Earlier this summer, I read Point of Contact, a journal/book from Syracuse University. This issue is about Saúl Yurkievich and his translator Cola Franzen and is a bilingual edition of their letters, as well as a few essays and art, with an introduction by and an interview with Franzen. The book also comes with a CD of a dual-language reading of Saúl’s work. And, it has some previously unpublished poems by Yurkievich but, oddly, they were not translated by Franzen.
It is fascinating to get to see how the translator and her writer correspond, how they discuss and negotiate, how they doubt, clarify, explain, how they work through the publishing process and receive awards, and how, over the years of their correspondence (1982-2003) they become closer, which ultimately helps the translation work.
Some messages are rows of corrections (such as pp. 96-97), while others are about who to submit to and when (41-43), and still others use metaphors to describe the translation process. For example, Cola writes “My feeling about the poem is that it is like a soap bubble, and that my task is to launch it, get it spinning, not let it land or break until the last word when it just blinks out.” (44) and “…the poems are yours, no matter what linguistic clothes they are wearing. It must be strange for you to see your poems turn up in new skins…” (49)

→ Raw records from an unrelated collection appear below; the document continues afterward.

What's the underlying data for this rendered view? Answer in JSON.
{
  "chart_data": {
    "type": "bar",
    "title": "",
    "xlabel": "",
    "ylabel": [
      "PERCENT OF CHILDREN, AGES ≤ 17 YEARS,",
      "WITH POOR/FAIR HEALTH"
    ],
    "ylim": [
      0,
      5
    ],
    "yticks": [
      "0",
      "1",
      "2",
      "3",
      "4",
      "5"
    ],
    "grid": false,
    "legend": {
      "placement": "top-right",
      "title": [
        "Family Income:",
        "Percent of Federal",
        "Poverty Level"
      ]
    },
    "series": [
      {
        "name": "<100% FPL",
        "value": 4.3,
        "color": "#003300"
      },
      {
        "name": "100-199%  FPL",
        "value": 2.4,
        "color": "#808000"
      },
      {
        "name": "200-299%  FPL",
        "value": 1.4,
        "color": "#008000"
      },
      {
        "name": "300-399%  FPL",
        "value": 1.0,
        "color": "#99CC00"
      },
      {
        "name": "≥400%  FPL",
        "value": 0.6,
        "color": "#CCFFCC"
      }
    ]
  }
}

Most interesting of all are the explanations, from Saúl about what he meant in his originals and from Cola about how she has chosen certain translations. For example, she writes “for el gran ovillo se engalleta, I have decided on the enormous skein becomes knotted. We don’t use jamming, jam up for hair, or threads, or fiber. Those are tangled, snarled or knotted. A mechanical part that sticks is jammed; traffic is jammed, etc. I played with the idea of snarl, ensnarled, but it’s such an ugly sounding word, and engalleta is so nice, with the cookie embedded in it. And then animals snarl…it’s a sound-word as well. Knotted is in a way harsher than snarled, and the poem is turning more serious at that line…” (36-7)
The correspondence clearly reveals the attention paid to each poem, each word. I noticed some typos and errors in the book/journal issue, but if one can overlook that, it is worth reading to get insight into the translator-writer relationship.